I started to get things back. I exhumed Vanderbilt and turned it into most of my personality for the better part of a decade and a half, mostly as a way of coping with being squeezed between Stanford and Berkeley. I recovered my high school, thanks to Facebook, at least until Facebook turned to shit. But there was never any attempt to go fishing for the remains of my time on the Hilltop, because there wasn’t anything to fish for. No friends. No connection. Nothing from those four years I wanted to relive or remember that hadn’t been done more effectively in the 21st century in Arlington or California. And honestly, it was not difficult to draw a line from 1990 to 1997 that would deposit me on the steps of National Geographic after seven years of a life lived on offense rather than defense, where I’d actually had the experience I had been told since kindergarten would allow me to be myself and thrive and be validated as a human being.
But in kicking BSC down the well, I set myself up. Once I had only Vanderbilt as a touchstone, a reset, I was forcing myself to start from a higher bar. It was as if I’d hit a double, stolen third, then decided I was born on third base and kicked myself for never making it home. Thirty years on, sat in the courtyard of U Fleku where I’d been in 1992 and enjoying the dark beer instead of staring at it in dread and intimidation, I realized just how far I’d come. That kid who still had so much left to do had no idea how much, and how far. Four continents, a half dozen more countries, National Geographic, Apple, marriage, California, home ownership, electric vehicle ownership, the Internet in my pocket. From this end of three decades, it’s a lot easier to feel like it all came good eventually, even if it took longer and went rockier than it could have.
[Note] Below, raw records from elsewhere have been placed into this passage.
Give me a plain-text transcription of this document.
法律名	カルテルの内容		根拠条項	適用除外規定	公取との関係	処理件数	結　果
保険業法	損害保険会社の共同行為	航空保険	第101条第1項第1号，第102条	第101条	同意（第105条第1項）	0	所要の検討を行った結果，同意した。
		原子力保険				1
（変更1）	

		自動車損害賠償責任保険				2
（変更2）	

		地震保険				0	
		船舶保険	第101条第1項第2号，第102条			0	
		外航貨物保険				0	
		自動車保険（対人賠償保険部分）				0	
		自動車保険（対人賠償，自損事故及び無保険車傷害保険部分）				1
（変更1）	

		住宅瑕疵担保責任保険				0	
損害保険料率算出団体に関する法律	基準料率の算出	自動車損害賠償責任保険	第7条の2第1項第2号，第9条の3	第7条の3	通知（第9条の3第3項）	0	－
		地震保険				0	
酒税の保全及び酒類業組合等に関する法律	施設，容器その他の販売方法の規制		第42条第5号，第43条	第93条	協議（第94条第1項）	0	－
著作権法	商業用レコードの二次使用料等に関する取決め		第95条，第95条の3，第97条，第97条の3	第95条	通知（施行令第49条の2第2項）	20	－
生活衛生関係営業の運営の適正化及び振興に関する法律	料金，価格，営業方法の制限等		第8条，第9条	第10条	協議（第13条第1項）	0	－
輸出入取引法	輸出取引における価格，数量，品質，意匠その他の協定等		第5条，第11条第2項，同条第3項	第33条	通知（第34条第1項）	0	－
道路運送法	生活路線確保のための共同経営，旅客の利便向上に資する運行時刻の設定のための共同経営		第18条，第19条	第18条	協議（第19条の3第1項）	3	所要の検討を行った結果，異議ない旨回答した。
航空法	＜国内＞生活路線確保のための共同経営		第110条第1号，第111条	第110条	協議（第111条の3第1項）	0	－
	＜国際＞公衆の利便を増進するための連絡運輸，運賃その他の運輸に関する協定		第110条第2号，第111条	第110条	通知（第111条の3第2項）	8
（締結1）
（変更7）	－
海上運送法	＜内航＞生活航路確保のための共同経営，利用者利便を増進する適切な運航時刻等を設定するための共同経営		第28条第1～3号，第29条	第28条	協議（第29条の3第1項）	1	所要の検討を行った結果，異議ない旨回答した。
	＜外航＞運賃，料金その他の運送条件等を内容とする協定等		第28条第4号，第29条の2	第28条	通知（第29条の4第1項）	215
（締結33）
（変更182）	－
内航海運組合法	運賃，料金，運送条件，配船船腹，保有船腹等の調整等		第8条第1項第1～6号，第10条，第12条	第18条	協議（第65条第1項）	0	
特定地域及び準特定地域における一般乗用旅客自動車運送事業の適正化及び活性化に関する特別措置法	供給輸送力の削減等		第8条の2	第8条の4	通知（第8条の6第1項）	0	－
I’m not going to say “it was all worth it,” because it really wasn’t. Just because you can walk on the leg you broke once doesn’t mean it was never broken. There were lessons I would have been just as happy not to learn, especially since I didn’t seem to learn them until I was flat on my face. But I made the best of it. I learned I could write a little bit – the basketball team never included the campus paper in their annual media scrapbook before I became sports editor. I learned my way around computing a little, enough to know I would really rather have a Mac, and we know how that turned out. I clung to Chapel at Six, which thirty years later would be the first step toward realizing I was actually Episcopalian. And I learned to value those times when you do get to hang out with other people and have a good time, and conversely, to value those times you have to yourself with no obligations. And if you plug BSC back into the gap between RLC and Vanderbilt, suddenly the trajectory looks a lot more impressive, and I have a complete 22 years in and around Birmingham – a place I will claim now in a way I didn’t have time to wait for then.
And the rumblings are that Alabama A&M – the historically Black land grant college that so many of my brother’s teammates attended – is offering $52 million to buy the campus, retain much of the faculty and staff, and open a Birmingham campus. A public HBCU in a residential college setting in a city defined by its Black history. And if that’s the fate of my undergraduate alma mater, I will be thrilled, because that would mean it was reincarnated as a place that genuinely fits its city, fills the needs of its people, and engenders pride in one of its forsaken sons.
Maybe it conquered me once, but at the end, I prevailed. Maybe that’s what I did eventually win in the end.